Only one major cultural difference, and it is a huge plus in my little opinion: the automatic tea dispenser. Tea isn't just a drink here, but more like an expected social grace (or grease, without any gritty connotations) whenever a visitor drops by an institution, e.g. when I first dropped by orphanages or when I went with other exchange students on local school visits. Here's what the modest machine offers: plain water (top middle), oolong tea (bottom left), barley brew (bottom center) and green tea (bottom right). Each of these can be had hot or chilled, which is why there are two buttons per kind, but it being a rainy day I of course went for the throat-warming approach. This is another reason why the wait was no problem, as I sampled each of the varieties and confirmed a previously inexperienced preference for green.


Hope everyone is well over there and exercising proper kitchen caution. My thumb is well and offered no problems when I played bass guitar today at a music competition--but the write-up will have to come later. Sick people are allowed to get tired faster than normal, right? And no, I don't plan on attempting more shenanigans just to get a few warm cups on the house.

Saturday, January 5, 2008

Spa on Steriods

Happy New Year! I spent two hours on the eve of this popular Japanese holiday enjoying a wonderful cultural experience--the public baths.

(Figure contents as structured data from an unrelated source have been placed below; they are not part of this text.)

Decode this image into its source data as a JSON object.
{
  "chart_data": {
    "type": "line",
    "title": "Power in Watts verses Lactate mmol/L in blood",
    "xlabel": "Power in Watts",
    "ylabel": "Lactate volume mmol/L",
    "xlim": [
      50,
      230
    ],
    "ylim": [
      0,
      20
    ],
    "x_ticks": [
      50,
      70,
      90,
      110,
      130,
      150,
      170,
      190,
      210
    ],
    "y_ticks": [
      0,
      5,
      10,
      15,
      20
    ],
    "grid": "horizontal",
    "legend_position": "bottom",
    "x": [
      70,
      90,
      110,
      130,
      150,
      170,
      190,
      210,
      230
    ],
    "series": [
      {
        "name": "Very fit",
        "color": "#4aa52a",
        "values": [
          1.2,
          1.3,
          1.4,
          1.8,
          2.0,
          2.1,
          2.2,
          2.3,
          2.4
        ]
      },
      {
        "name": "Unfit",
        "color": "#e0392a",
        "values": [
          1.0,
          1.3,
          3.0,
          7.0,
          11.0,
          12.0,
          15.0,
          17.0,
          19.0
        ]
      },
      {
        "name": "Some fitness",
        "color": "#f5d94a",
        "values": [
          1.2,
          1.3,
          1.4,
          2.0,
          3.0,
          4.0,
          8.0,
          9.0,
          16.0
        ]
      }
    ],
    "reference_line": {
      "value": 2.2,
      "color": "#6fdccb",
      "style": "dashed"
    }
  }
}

I went as the guest of one host family's father. We locked up our belongings & clothes save for a small hand towel, then entered the men's side. First came the water-only shower, to ensure that any dirt would not be carried into public pools. Then it was off into the various wonders provided for our relaxation: hot tubs indoor and out; a sauna room; cold baths to better appreciate the hot ones; and a rock slab where you could lie down on the smooth, hot-H2O-covered surface.

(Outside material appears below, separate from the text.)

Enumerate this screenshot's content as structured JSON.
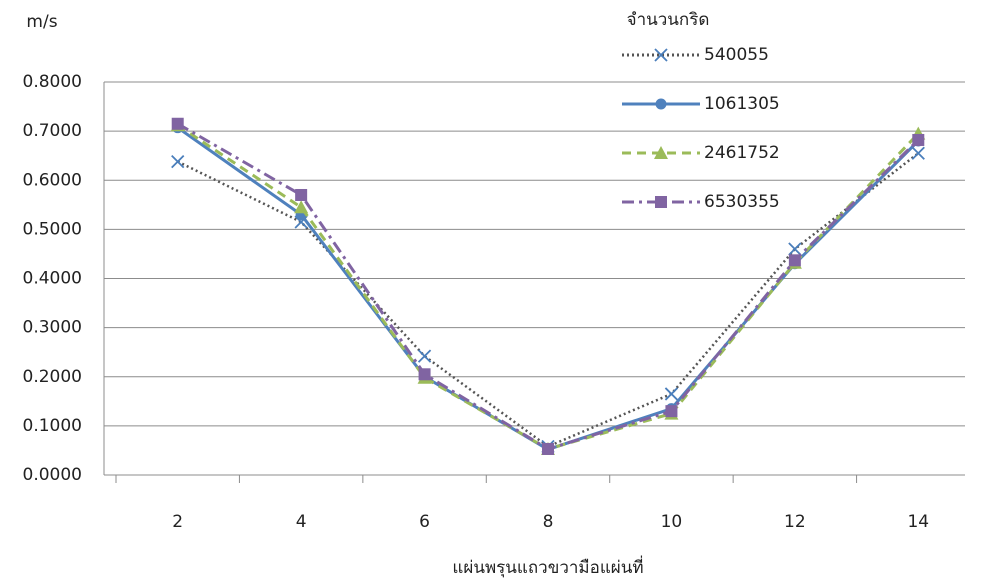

This was a wonderful break from long days with nothing warm outside 8-minutes showers, multiple layers and the occasional room heater. There were, however, two supremely weird and hopefully unique features.

#1: Electric massage...in a hot tub! I was pretty sure that water and electricity never mix well, but some foolhardy inventor must have reasoned that running a current through his pool's shallow end would prove invigorating. My host father emerged unscathed after a few minutes of this torturous-sounding treatment, so I had to try it as well. It felt like a strange, pulsating touch on my shoulders, but my hips translated that pressure into pain.

#2: The front wall of the sauna. The European rooms I'd been in before were all-wood and conducive to focusing all your thoughts on sweating, but this one had a built-in clock and TV set! I almost began to suspect that someone had ripped it out of a normal home and stuck it in this most incongruous of locations. There was some sort of screen to protect the gadgets from heat exposure, but no barrier to defend against the intrusion of noise and news. Call me Spartan, but I think some places here should be more private, or at least more conducive to personal interaction than information overload.

Despite these quirks, I am more than willing to sweat it out with some fellow students soon. Given that many Americans still seem hung up about changing in locker rooms, however, I doubt that this trend will hit Stateside anytime soon. I'd invest in the private sauna room business instead.